The presidential election of 1796 was the first that was seriously contested. Congressmen increasingly voted in groups rather than as individuals. Although not yet political parties in the modern sense, the Federalists (who had drafted the Constitution) and Republicans were the two dominant groups in Congress. Because the Constitution provided no way to express support for one person for president and another for vice president, the electors simply voted for two people. The man with the highest total became president; the second highest, vice president. Thus the Federalist John Adams was elected president but his vice president was a Republican, Thomas Jefferson. By this time the United States and France had drifted into a quasi-war, fought at sea between the United States Navy and French vessels seeking to capture American merchant vessels. In a bid to censor Republican criticism of their foreign policy, the government passed the Alien and Sedition Acts which limited such things as free speech. In response Republicans in Virginia and Kentucky passed resolutions contending that the people speaking through their states had a legitimate right to judge the constitutionality of federal government actions. This raised the question: how far could the states go in opposing the national government? As the United States evolved, this thorny issue would come more and more to the fore.
From Jefferson to the Missouri Compromise
I believe this… the strongest Government on earth. I believe it the only one where every man, at the call of the law, would fly to the standard of the law, and would meet invasions of the public order as his own personal concern
– President Thomas Jefferson, First Inaugural Address, 18013
A settlement was reached with France in 1800. Thomas Jefferson, a Republican, was elected president the following year. He disliked Hamilton’s mercantilist theories and favoured a more passive federal policy. In November the government moved from Philadelphia to Washington in the District of Columbia, formed out of Maryland and Virginia. The government thus was based in no one state. The Alien and Sedition Acts were allowed to expire. In the case of Marbury v. Madison, the Supreme Court established its great power to judge the constitutionality of laws passed by Congress. That same year the Louisiana Purchase saw America buy 827,000 square miles of land from France for $15 million, doubling the size of the United States and opening the trans-Mississippi West for American settlement. Jefferson stormed to re-election in 1804, winning fifteen of the seventeen states with his running mate. The Republicans had begun to campaign directly to voters and build up a grass-roots following, leaving the Federalists lagging behind. Jefferson followed Washington’s example and renounced a third term. For the first time the Republican nomination was contested, with James Madison winning both it and the subsequent presidential election of 1808.

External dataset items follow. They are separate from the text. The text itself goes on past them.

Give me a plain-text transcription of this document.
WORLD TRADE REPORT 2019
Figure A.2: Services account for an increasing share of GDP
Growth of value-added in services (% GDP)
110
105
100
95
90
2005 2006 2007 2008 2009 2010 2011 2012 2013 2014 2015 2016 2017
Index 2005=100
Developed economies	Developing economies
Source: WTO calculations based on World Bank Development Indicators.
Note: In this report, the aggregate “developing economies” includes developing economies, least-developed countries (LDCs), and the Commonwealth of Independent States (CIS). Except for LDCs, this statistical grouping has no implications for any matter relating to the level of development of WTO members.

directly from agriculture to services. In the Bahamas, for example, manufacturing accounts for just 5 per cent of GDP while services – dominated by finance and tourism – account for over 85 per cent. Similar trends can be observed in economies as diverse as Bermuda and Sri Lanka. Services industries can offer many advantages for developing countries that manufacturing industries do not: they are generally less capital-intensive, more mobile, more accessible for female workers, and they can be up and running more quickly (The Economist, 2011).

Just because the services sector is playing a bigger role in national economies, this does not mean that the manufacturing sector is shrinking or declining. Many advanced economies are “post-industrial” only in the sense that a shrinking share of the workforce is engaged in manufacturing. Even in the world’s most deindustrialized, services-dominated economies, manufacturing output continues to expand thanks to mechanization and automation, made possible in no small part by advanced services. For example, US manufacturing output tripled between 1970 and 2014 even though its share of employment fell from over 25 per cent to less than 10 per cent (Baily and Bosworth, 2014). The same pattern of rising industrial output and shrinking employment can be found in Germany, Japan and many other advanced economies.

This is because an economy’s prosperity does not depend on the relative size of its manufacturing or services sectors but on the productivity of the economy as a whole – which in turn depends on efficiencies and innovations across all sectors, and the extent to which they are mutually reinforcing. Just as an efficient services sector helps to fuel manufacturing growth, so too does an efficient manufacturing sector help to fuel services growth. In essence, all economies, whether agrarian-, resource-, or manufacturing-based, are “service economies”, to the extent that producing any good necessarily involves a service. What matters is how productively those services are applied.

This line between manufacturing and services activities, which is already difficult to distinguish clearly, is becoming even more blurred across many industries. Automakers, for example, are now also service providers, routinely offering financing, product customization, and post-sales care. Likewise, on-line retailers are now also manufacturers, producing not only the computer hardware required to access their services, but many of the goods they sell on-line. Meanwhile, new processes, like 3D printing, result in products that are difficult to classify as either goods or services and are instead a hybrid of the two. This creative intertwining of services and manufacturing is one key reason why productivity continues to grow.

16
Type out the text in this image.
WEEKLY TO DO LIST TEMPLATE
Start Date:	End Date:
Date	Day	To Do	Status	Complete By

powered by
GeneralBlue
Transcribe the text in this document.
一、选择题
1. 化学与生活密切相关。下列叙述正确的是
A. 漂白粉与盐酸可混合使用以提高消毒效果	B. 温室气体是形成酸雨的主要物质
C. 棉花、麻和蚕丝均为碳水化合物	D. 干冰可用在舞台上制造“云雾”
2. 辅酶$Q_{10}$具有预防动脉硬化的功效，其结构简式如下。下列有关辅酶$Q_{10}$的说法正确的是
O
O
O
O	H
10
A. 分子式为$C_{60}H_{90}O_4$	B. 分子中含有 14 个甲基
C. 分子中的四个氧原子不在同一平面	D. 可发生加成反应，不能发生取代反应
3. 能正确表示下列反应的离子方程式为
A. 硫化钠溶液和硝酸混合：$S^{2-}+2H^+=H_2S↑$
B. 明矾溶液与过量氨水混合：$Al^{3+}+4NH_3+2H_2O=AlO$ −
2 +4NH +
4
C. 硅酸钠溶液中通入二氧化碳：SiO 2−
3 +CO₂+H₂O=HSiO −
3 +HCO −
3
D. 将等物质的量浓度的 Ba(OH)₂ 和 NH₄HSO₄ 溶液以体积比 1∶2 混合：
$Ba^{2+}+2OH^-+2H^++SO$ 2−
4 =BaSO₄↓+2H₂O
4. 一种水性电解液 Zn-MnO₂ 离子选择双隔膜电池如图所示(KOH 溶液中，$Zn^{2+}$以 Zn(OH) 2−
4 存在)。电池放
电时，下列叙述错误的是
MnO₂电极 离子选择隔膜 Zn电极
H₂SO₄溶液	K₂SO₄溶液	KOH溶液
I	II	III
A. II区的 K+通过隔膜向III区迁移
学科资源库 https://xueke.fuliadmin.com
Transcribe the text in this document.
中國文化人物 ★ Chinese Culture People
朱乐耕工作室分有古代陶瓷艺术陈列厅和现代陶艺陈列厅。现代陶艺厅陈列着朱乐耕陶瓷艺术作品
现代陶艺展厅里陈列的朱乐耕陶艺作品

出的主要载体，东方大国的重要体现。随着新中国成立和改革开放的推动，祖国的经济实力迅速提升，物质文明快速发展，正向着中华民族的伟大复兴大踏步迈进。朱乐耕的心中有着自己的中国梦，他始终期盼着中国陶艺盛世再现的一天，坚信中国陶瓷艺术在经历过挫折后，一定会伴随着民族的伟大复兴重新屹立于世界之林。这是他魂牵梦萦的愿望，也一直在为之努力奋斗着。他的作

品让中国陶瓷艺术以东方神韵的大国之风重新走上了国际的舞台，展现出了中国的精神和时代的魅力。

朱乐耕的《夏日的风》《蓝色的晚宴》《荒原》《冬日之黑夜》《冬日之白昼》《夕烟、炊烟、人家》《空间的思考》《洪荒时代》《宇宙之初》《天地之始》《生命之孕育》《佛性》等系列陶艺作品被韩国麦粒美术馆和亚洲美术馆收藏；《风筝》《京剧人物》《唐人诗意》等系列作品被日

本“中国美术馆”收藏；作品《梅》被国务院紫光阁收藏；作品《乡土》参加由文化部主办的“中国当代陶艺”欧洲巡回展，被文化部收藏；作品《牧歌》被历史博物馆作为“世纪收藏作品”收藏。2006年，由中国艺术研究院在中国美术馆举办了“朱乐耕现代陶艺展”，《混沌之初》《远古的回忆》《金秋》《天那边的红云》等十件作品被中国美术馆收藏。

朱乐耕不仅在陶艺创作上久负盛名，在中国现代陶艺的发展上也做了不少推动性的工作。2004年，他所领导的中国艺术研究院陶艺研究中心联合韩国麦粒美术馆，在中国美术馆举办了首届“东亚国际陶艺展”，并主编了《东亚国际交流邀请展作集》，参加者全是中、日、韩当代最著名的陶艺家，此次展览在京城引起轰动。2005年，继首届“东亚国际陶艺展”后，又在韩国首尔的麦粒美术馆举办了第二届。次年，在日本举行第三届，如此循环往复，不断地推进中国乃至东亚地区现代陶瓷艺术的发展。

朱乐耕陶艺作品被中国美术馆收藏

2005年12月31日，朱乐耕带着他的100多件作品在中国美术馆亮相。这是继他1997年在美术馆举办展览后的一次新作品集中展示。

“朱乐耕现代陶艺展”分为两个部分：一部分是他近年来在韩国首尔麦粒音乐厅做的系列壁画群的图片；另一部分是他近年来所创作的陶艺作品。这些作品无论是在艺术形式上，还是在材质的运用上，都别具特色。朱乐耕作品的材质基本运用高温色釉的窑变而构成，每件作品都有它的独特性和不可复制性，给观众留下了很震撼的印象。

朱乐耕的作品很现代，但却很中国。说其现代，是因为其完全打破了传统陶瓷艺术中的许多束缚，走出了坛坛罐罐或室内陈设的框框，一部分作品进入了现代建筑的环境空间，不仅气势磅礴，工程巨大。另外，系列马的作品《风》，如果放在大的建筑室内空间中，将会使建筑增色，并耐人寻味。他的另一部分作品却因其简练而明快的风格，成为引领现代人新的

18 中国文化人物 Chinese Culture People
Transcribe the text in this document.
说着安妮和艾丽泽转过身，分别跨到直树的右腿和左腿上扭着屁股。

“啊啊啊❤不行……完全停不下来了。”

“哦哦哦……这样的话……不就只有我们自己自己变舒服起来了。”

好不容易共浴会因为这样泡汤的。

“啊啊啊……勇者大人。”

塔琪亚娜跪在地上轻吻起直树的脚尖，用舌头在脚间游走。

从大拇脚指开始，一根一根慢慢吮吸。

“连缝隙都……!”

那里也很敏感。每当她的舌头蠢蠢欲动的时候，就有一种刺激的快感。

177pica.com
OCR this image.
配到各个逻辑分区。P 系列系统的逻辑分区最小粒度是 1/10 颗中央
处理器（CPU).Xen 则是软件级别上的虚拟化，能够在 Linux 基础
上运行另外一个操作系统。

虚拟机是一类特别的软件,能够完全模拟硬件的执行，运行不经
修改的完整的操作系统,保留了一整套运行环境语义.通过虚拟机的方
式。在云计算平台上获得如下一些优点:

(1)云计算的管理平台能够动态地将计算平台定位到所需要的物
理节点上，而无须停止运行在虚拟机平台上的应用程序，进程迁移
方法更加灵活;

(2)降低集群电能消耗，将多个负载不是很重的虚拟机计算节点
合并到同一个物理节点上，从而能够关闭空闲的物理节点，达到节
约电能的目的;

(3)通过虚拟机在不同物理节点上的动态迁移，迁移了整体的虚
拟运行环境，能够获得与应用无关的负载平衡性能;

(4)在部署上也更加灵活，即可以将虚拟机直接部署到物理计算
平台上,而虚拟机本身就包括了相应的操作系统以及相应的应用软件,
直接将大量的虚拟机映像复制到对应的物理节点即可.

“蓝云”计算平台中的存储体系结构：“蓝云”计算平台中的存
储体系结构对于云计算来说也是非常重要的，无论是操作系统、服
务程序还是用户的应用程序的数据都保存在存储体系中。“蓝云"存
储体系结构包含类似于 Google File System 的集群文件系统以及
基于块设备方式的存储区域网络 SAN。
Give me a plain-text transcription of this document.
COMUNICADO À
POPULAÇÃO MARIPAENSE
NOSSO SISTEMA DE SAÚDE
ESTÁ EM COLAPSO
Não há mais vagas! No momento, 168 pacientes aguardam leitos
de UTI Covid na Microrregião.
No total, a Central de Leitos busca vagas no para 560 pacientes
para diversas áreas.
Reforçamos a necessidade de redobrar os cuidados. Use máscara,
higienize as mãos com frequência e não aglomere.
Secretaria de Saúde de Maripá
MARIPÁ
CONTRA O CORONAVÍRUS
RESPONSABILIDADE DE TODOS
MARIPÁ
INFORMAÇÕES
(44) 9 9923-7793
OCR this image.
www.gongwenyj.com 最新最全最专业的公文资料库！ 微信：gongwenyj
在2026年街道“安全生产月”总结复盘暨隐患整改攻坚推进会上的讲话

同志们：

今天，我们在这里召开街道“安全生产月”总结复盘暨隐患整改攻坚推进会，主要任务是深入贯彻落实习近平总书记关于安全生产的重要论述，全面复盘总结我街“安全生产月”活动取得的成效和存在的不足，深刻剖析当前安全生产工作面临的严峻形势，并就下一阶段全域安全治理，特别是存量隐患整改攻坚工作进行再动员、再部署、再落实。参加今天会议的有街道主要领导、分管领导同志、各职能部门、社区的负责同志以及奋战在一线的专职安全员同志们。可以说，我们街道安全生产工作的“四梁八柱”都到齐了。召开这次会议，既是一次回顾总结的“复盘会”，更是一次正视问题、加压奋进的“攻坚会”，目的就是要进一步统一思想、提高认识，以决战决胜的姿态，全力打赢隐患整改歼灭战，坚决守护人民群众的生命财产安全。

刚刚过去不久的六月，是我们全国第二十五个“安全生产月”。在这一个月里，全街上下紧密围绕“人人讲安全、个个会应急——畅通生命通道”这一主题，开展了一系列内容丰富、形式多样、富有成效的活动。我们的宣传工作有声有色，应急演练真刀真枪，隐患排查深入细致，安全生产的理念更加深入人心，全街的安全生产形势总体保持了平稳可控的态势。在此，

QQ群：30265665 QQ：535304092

The Napoleonic Wars continued to affect the United States however. Britain and France’s commercial war with each other hit American trade hard. British navy ships routinely stopped American merchant vessels and seized any alleged British runaways on board. At the same time, in the West, the British encouraged Native Americans to remain on lands claimed by the American government. By 1812 America and Britain were at war. The land war centred on the American-Canadian border, as Canada was part of the British Empire, the Chesapeake Bay in Virginia, and the Louisiana and Mississippi territories. After defeating Napoleon in April 1814, the British intensified their land campaign in America. Washington D.C. was occupied and set ablaze. However, stalemate between the two forces occurred here. Indian resistance in the South was defeated by Andrew Jackson, and Jackson then successfully defended New Orleans from British attack. The Treaty of Ghent was signed as both parties sought peace.